The dowagers, holding tiny china plates piled high with scones, berry preserves, and stuffed mushrooms, were unattended.

Rafe looked around. There, a figure in a white collared shirt, an embroidered red vest, and black skirt. He tracked her movement through the crowd, which opened up enough for him to see Isabella offer her platter to a pair of youths. To Rafe’s disappointment, they refused, waving their dismissal with scarcely a look at the platter or its bearer, more likely intent upon Lord Brenwood’s wine.

Isabella’s next stop was near the doorway. The elderly gentleman took his time choosing, his fingers hovering over first one, then another of the treats. Rafe stationed himself in a nook, sharing the space with a bright blue urn sprouting an enormous bouquet of fake scented flowers. When the gentleman had made his pick and turned back to the ball, Rafe stepped out from the shadows.

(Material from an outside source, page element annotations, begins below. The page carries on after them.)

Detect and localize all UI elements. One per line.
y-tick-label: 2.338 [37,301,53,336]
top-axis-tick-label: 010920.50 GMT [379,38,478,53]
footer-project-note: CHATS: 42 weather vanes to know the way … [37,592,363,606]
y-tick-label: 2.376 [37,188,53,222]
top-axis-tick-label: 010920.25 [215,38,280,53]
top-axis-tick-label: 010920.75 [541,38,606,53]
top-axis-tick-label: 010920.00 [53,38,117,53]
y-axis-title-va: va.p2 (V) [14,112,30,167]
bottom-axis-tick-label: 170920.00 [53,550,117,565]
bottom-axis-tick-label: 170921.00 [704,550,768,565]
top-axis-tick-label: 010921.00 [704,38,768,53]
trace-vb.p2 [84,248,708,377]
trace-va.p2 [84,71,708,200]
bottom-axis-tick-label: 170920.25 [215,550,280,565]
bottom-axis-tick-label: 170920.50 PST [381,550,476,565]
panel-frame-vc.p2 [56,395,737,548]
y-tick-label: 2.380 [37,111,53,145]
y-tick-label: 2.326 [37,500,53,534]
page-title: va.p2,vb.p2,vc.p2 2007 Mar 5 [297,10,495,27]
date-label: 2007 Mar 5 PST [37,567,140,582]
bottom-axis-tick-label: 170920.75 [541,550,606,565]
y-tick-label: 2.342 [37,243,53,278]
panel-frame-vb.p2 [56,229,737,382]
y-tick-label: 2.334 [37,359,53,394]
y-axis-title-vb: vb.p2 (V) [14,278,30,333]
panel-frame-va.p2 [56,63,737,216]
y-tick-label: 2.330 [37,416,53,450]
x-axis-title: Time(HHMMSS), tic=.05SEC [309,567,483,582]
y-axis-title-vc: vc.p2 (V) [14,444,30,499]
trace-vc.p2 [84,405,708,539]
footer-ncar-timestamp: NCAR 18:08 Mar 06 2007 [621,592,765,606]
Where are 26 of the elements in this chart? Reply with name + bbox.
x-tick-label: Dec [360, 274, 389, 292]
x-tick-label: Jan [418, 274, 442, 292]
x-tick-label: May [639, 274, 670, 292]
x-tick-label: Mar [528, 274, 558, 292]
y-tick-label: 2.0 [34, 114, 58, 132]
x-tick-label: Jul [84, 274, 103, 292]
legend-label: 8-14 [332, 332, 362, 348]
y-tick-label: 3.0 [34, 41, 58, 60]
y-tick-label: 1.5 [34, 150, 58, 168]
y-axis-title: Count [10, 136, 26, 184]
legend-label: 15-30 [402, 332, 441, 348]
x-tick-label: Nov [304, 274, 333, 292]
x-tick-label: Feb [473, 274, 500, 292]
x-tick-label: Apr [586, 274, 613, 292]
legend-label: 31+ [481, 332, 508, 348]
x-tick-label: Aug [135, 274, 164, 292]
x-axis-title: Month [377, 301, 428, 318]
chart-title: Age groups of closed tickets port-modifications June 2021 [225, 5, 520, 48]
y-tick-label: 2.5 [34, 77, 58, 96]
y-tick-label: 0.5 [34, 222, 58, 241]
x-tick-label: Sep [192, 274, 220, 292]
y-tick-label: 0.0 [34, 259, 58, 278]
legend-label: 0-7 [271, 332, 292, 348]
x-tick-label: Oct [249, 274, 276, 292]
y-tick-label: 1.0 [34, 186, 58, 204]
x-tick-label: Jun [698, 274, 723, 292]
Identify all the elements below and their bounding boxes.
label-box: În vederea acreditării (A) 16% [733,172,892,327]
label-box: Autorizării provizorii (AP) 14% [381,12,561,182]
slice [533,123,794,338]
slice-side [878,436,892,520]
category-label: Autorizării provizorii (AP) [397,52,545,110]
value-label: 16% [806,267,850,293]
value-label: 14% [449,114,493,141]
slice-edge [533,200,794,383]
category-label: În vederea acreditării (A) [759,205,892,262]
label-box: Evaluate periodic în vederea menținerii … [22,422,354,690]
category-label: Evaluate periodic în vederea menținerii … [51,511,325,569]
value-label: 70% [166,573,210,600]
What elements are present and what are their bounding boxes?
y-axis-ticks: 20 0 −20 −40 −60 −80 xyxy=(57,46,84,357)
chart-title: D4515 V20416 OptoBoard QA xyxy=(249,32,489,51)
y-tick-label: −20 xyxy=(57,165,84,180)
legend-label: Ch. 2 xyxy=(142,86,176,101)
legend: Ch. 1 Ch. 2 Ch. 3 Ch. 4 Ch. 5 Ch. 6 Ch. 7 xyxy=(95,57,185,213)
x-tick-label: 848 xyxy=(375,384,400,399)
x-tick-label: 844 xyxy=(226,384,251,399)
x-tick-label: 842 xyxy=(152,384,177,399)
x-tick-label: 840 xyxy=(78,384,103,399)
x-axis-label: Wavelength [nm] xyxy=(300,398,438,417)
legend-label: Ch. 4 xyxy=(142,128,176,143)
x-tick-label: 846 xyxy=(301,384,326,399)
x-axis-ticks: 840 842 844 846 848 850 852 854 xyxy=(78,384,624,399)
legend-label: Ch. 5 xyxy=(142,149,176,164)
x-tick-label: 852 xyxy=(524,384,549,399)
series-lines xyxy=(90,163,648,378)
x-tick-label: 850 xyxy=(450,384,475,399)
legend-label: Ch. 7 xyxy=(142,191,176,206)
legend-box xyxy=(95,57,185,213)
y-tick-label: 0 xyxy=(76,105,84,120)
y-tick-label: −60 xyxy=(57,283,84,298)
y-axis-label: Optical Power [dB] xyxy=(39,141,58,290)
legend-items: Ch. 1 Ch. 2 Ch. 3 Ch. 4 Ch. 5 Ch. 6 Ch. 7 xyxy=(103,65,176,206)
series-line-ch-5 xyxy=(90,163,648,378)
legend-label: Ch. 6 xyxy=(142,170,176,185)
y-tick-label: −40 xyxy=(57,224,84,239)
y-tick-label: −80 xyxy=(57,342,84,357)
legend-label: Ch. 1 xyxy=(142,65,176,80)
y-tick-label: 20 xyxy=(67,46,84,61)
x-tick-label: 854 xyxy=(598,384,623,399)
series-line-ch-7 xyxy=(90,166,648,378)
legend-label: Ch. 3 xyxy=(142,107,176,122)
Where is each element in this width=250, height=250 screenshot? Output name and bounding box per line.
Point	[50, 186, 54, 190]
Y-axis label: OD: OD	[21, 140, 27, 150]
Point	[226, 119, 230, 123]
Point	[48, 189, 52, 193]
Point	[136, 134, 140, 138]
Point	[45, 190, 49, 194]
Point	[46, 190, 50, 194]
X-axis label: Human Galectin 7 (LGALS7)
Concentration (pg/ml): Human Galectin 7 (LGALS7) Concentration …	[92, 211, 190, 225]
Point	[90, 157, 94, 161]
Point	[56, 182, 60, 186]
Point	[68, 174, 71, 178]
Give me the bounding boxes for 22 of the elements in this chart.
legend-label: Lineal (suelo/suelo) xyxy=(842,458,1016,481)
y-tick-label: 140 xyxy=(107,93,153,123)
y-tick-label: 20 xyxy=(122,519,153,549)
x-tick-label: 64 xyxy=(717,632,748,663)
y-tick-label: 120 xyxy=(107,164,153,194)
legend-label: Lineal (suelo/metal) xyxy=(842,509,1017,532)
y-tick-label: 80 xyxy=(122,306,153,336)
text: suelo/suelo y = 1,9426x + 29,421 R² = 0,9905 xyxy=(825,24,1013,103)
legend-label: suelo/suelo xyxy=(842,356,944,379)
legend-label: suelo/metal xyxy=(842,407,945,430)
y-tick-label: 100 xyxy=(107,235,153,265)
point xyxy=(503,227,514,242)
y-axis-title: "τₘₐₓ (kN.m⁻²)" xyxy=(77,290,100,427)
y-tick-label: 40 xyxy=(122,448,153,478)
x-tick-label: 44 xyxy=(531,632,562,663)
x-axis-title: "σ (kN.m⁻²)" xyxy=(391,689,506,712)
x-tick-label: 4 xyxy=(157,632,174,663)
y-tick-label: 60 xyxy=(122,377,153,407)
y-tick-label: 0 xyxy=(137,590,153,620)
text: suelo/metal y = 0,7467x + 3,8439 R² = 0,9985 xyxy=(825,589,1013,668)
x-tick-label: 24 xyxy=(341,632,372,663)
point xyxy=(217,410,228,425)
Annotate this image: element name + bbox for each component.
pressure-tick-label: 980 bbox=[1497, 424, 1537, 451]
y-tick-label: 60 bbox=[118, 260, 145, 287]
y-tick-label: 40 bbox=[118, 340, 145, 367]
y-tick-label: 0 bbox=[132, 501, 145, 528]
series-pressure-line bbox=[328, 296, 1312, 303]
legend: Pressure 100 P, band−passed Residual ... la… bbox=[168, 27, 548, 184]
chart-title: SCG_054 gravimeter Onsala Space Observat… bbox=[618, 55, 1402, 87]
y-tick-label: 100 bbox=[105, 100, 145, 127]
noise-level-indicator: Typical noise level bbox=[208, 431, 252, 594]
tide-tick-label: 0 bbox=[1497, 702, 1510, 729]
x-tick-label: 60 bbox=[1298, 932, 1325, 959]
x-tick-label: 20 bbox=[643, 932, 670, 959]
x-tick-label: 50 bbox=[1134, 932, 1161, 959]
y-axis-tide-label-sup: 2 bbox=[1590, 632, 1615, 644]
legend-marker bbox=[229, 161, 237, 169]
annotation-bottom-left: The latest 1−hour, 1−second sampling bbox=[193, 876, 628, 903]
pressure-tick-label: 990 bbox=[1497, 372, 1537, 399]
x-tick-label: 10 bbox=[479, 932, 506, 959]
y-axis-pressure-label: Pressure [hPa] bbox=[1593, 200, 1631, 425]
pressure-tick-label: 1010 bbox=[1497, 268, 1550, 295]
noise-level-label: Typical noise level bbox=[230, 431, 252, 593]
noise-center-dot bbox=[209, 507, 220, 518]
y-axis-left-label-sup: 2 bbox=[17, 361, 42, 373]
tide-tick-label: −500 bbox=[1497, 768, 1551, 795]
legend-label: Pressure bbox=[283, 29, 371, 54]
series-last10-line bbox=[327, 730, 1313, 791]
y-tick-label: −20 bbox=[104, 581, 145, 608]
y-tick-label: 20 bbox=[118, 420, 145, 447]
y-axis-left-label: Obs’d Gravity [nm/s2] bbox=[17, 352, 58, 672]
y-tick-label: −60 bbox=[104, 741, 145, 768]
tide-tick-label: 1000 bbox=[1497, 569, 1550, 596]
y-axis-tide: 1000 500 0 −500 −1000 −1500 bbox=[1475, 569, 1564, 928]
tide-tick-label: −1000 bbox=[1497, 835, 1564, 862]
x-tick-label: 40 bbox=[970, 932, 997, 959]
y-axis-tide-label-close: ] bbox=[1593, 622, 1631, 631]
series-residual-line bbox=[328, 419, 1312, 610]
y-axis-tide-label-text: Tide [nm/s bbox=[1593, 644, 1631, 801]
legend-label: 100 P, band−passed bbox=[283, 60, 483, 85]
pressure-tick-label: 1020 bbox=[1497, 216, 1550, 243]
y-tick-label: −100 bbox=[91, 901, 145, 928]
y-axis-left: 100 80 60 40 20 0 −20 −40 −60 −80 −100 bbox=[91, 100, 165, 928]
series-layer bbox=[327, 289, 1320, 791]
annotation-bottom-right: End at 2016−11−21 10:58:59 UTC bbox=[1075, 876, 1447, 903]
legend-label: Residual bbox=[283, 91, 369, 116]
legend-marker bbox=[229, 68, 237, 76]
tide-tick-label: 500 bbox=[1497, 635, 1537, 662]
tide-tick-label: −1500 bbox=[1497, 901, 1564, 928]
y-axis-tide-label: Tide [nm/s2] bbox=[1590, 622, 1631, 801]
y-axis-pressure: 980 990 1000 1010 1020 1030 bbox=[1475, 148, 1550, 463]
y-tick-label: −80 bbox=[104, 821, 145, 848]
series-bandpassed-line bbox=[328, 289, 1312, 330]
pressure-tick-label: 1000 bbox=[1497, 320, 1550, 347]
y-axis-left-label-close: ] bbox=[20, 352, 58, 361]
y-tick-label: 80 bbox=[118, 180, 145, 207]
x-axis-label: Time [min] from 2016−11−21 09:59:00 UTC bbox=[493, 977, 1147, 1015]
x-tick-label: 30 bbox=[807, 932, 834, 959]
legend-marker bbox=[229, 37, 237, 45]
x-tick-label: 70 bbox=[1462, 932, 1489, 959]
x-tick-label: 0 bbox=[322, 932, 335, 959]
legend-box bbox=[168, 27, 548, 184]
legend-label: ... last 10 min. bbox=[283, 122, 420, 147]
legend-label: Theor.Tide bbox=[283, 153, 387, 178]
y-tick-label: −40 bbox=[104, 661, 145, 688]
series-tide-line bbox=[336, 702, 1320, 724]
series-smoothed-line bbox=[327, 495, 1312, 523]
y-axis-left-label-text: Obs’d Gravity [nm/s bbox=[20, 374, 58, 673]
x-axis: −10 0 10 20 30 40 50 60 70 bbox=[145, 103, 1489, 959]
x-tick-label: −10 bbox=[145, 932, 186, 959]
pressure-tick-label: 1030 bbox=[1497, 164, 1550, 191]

“Aren’t you going to stop and wave that platter of delicacies under
my
nose?”

Isabella’s back was to him; he saw the merest stiffening of her shoulders before she turned in one smooth movement and held out the platter. “Forgive me, sir. I had not seen you. Would you like to try some of these delightful little stuffed mushrooms?” Her face and voice were expressionless.

The mushrooms were in varying shades of black and brown, some smooth and uniform, others white-flecked and cracking. Their fillings oozed out the sides. Rafe pursed his lips, and, like the elderly gentleman, let his fingers hover above them

“Lady Brenwood is known for her attention to little details. Look at this one with the bright blue filling. It precisely matches the hue of that urn behind me. I wonder what gives it that peculiar shade?”

“I don’t know, sir. I can ask in the kitchens, if you like.”

“No, I don’t like, actually. I want this platter right in front of me for now.” It was nice to have her be at a disadvantage for once. Rafe stood between her and the exit, and the ballroom and corridor were full of people. Even if she threw the platter at him and ran, she wouldn’t make it far. Running through crowds was about as effective as swimming in syrup, unless you had someone go in front of you shouting “Leper!’

“Do you think this stuffing is made of silverfin guts? They make me nauseous. I would hate to lose the contents of my stomach all over this polished floor—and your lovely borrowed costume.”

“Floors can be cleaned. So can clothes.” Her extended arm still held steady at both wrist and elbow, the platter was exactly where she had first raised it.